Hilfe überfordert Perus Behörden

Die Stimmung in den von dem schweren Erdbeben betroffenen Gebieten wird zunehmend aggressiv

PORTO ALEGRE taz ■ Vier Tage nach dem schweren Erdbeben in Peru wächst bei den Betroffenen die Verzweiflung. In San Clemente, zehn Kilometer östlich der nahezu völlig zerstörten Hafenstadt Pisco, ballt sich der Unmut: An einer notdürftig reparierten Brücke auf der Höhe von Kilometer 228 der Panamericana stürmen AnwohnerInnen fast jeden Lastwagen, der wegen der Risse im Asphalt abbremsen muss und Lebensmittel geladen hat. „Sie haben uns vergessen, die Hilfe erreicht nur wenige“, ruft Juliano Muñoz. „Wir haben nichts zu essen, kein Wasser, keinen Strom.“ 30.000 Menschen wohnen in San Clemente. Bis Samstag waren gerade 2.000 Decken und 126 Betten in dem ländlichen Außenbezirk von Pisco eingetroffen.

„Die aggressive Grundstimmung hier ist verständlich“, sagt Michael Jordan von der Diakonie Katastrophenhilfe der taz. „Der Durchbruch ist noch nicht geschafft.“ Das evangelische Hilfswerk nutzt seine langjährigen Kontakte zum Kleinbauernverband CNA, um in abgelegenen Gebieten Hilfsgüter zu verteilen. „Nachts ist es sehr kalt“, berichtete Jordan. Vorgestern Abend war er dabei, als im Dorf Cañete 120 Notunterkünfte und zwei Gemeinschaftsküchen eingerichtet wurden. „Für die Menschen hier ist es die erste warme Mahlzeit seit drei Tagen“.

Auch wenn Präsident Alan García und seine Minister, die sich in der Marinebasis von Pisco eingerichtet haben, viel guten Willen und Einsatz zeigen: Mit jedem Tag wird die Überforderung der peruanischen Behörden offensichtlicher. Bisher konzentrierte die Regierung ihre Anstrengungen auf die Luftbrücke, mit der über 500 Verletzte in die Krankenhäuser der Hauptstadt Lima gebracht wurden – die Krankenhäuser in Pisco und der Provinzhauptstadt Ica waren schon vor der Katastrophe schlecht ausgestattet.

Bei der Verteilung der Hilfsgüter aus dem In- und Ausland hapert es zudem an einer verlässlichen Datenbasis, berichteten Helfer. „Unser Hauptanliegen ist es, die Bedürftigsten zu erreichen“, sagte Susana Arroyo vom Internationalen Roten Kreuz. Unruhe stiften hunderte von ehemaligen Häftlingen, die nach dem Beben aus dem Gefängnis von Chincha Alta fliehen konnten, bewaffnete Überfälle häufen sich.
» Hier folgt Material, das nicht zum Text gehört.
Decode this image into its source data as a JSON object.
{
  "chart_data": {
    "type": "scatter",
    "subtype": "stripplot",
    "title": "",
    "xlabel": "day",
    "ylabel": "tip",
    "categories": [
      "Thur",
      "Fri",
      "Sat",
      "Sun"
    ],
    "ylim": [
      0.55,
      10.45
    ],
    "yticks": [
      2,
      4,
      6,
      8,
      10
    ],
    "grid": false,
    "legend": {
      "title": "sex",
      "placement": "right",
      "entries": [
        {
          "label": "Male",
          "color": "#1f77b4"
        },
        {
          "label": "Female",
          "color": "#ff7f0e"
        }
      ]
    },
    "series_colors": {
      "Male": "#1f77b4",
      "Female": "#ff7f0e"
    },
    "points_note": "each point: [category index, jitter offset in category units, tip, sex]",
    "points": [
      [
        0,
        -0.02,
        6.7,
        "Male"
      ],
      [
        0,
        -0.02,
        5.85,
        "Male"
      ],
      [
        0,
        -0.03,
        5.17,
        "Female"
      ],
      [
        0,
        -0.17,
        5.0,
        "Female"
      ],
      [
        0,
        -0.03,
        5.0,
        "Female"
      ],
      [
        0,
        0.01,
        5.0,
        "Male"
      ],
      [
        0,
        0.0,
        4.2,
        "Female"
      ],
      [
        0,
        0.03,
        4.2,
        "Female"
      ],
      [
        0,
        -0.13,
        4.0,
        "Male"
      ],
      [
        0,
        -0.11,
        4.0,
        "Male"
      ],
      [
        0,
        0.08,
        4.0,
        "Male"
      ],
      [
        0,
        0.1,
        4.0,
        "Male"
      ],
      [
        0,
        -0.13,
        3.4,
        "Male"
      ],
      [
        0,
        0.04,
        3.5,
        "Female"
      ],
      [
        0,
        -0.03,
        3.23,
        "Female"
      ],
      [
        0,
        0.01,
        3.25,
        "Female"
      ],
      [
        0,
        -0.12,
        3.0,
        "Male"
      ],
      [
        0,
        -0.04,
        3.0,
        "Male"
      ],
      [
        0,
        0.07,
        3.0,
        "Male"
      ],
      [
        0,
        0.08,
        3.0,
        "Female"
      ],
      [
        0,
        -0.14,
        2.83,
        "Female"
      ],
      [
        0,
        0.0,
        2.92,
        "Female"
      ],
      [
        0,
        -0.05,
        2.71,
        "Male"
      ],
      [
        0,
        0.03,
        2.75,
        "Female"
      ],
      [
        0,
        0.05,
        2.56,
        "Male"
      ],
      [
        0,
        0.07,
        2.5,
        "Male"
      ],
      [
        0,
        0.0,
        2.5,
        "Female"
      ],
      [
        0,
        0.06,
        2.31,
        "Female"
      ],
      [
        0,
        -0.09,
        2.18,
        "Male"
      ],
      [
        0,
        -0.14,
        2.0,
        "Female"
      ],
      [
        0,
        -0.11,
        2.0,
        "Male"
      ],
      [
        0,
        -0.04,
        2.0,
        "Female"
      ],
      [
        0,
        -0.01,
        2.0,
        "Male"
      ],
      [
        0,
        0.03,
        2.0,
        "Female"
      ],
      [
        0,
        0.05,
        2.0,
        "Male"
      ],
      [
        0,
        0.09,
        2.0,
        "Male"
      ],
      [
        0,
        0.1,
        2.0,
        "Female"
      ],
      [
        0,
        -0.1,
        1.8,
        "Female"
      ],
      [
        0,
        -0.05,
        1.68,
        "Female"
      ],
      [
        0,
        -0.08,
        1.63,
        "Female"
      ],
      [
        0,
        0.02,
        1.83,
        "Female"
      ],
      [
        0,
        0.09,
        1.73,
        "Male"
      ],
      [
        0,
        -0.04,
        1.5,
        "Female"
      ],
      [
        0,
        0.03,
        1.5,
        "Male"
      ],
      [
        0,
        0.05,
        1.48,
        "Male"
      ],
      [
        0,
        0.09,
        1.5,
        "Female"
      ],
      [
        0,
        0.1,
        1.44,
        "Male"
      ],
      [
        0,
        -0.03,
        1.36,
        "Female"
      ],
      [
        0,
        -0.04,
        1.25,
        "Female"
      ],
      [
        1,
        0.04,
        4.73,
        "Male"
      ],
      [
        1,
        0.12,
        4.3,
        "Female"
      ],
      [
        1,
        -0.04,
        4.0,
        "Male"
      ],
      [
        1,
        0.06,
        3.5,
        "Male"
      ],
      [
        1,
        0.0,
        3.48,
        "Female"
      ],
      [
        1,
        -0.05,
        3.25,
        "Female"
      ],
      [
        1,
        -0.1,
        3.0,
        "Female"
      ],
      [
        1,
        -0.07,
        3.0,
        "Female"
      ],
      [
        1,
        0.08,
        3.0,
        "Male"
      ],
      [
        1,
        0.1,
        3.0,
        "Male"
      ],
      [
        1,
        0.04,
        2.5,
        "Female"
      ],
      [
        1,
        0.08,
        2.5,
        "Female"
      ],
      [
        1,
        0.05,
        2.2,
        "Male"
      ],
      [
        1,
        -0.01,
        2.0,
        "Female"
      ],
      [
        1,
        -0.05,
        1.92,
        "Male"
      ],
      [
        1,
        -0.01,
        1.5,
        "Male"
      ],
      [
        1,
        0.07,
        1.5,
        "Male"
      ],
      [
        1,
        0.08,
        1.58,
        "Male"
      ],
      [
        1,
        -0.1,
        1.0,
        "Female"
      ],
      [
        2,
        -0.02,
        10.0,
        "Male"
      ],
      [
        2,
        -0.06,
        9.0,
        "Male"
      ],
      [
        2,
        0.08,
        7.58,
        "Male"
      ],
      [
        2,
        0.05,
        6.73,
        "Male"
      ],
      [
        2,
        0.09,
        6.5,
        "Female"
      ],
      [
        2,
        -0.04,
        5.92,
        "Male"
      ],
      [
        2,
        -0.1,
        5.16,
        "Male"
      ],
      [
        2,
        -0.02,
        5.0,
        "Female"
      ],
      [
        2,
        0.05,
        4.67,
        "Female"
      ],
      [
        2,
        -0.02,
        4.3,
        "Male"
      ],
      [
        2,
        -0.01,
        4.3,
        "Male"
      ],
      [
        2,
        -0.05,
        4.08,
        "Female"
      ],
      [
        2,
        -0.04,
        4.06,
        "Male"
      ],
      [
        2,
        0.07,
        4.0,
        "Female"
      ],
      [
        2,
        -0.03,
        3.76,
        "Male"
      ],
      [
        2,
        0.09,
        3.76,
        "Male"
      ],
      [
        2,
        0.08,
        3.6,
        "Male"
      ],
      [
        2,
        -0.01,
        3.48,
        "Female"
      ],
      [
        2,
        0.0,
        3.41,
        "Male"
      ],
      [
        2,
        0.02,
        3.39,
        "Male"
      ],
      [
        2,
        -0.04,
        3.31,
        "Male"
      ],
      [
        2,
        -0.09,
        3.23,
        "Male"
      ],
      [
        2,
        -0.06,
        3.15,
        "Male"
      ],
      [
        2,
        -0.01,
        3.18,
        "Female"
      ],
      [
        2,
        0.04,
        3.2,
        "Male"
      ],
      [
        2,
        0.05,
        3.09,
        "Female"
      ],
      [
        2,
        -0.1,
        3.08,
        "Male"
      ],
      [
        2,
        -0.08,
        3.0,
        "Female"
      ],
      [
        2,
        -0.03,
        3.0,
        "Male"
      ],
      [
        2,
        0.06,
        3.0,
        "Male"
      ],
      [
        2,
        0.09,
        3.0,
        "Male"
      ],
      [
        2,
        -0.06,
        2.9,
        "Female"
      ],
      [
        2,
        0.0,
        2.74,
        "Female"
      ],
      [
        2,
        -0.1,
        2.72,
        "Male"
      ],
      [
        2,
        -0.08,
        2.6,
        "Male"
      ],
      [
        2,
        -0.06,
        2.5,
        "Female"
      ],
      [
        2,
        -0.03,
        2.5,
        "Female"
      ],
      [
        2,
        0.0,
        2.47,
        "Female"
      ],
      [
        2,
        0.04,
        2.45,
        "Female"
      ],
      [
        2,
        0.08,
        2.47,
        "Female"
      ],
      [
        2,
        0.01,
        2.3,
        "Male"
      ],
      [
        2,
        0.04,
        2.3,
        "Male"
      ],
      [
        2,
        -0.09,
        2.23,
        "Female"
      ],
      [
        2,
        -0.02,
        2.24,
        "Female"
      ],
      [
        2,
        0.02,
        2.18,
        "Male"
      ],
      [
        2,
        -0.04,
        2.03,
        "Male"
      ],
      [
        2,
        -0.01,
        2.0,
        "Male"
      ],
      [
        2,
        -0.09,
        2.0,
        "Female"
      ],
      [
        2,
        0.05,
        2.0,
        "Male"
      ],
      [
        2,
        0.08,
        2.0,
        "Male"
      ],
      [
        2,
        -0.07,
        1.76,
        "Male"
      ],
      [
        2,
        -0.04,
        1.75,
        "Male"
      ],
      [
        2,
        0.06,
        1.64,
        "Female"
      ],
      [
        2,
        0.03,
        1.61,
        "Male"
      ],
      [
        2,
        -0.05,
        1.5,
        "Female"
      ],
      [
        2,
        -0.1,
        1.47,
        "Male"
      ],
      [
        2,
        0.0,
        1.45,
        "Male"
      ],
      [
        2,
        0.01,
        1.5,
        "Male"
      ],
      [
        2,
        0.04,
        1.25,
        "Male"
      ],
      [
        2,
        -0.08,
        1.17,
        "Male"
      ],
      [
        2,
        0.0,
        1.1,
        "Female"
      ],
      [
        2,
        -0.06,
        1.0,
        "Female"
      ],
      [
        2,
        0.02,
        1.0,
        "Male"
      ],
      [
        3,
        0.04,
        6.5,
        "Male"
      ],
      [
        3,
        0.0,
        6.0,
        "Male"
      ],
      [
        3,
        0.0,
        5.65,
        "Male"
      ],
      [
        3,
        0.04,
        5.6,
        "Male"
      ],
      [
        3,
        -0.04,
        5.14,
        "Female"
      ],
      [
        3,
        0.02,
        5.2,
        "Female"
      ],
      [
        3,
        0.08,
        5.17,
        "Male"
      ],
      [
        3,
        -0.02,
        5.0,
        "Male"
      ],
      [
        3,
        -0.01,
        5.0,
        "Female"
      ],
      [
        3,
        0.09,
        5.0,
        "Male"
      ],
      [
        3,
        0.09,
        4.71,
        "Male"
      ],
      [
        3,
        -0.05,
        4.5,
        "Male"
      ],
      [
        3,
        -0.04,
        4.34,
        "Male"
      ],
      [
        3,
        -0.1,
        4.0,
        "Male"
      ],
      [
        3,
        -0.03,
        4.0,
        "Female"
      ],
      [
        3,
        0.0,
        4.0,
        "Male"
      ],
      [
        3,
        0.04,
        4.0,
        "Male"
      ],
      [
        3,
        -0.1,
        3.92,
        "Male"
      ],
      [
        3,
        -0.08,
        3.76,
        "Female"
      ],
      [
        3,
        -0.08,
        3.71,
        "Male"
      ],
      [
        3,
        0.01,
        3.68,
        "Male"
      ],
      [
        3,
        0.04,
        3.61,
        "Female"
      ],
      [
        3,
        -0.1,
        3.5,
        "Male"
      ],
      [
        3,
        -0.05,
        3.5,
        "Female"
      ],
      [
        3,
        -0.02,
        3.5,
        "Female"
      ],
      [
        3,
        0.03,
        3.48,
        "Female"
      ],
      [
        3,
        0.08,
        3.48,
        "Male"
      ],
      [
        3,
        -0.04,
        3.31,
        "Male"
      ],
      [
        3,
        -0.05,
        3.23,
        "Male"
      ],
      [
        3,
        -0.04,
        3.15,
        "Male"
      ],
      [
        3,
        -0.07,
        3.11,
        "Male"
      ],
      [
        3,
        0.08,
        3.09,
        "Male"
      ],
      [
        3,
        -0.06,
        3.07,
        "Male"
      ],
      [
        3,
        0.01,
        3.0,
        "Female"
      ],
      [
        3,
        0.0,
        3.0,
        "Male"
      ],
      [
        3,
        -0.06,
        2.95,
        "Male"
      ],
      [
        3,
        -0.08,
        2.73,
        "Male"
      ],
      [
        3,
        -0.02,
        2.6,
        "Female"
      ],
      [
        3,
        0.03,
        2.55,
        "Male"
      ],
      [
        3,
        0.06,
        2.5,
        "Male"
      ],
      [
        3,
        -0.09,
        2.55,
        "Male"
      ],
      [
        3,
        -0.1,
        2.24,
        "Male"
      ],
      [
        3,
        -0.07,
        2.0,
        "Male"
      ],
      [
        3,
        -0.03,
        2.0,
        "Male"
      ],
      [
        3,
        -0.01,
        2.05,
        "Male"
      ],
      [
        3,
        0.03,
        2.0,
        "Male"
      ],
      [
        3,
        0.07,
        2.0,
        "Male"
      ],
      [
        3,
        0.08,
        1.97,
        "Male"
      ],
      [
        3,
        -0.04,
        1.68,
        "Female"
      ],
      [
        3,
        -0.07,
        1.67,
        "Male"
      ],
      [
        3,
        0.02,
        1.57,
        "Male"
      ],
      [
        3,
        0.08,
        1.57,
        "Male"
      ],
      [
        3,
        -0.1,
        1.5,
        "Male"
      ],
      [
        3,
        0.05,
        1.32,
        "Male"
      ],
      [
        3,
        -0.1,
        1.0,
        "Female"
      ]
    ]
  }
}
Bislang ist Alan García davor zurückgeschreckt, eine nächtliche Ausgangssperre zu verhängen, doch am Samstag kündigte er an, die Sicherheit „um jeden Preis“ garantieren zu wollen. Mittlerweile befinden sich 1.200 Soldaten und 2.000 Polizisten im Katastrophengebiet.

Für den Staatschef, dessen Popularität nach einem guten Jahr Regierungszeit von 60 auf 40 Prozent gesunken ist, werden Hilfe und Wiederaufbau zu einer besonderen Bewährungsprobe: In vergleichbaren Fällen habe sich das Verhalten der Behörden meist als die eigentliche Katastrophe erwiesen, warnte die Tageszeitung El Comercio.

In Cañete, Chincha und Ica wurde die Stromversorgung wenigstens teilweise wiederhergestellt. Provinzgouverneur Rómulo Triveño sagte, 45.000 Häuser seien zerstört und 253.000 Menschen obdachlos – über ein Drittel der Bevölkerung in der Region. Ica galt in den letzten Jahren als regelrechte Boomregion: Wüstenähnliche Landstriche wurden bewässert, auf denen vorwiegend für den Export bestimmte Zitrusfrüchte, Baumwolle, Weinreben, Avocados und Spargel gedeihen. Zehntausende aus den ärmeren Andenregionen zogen dorthin. Ihre Lehmhütten traf es am schlimmsten.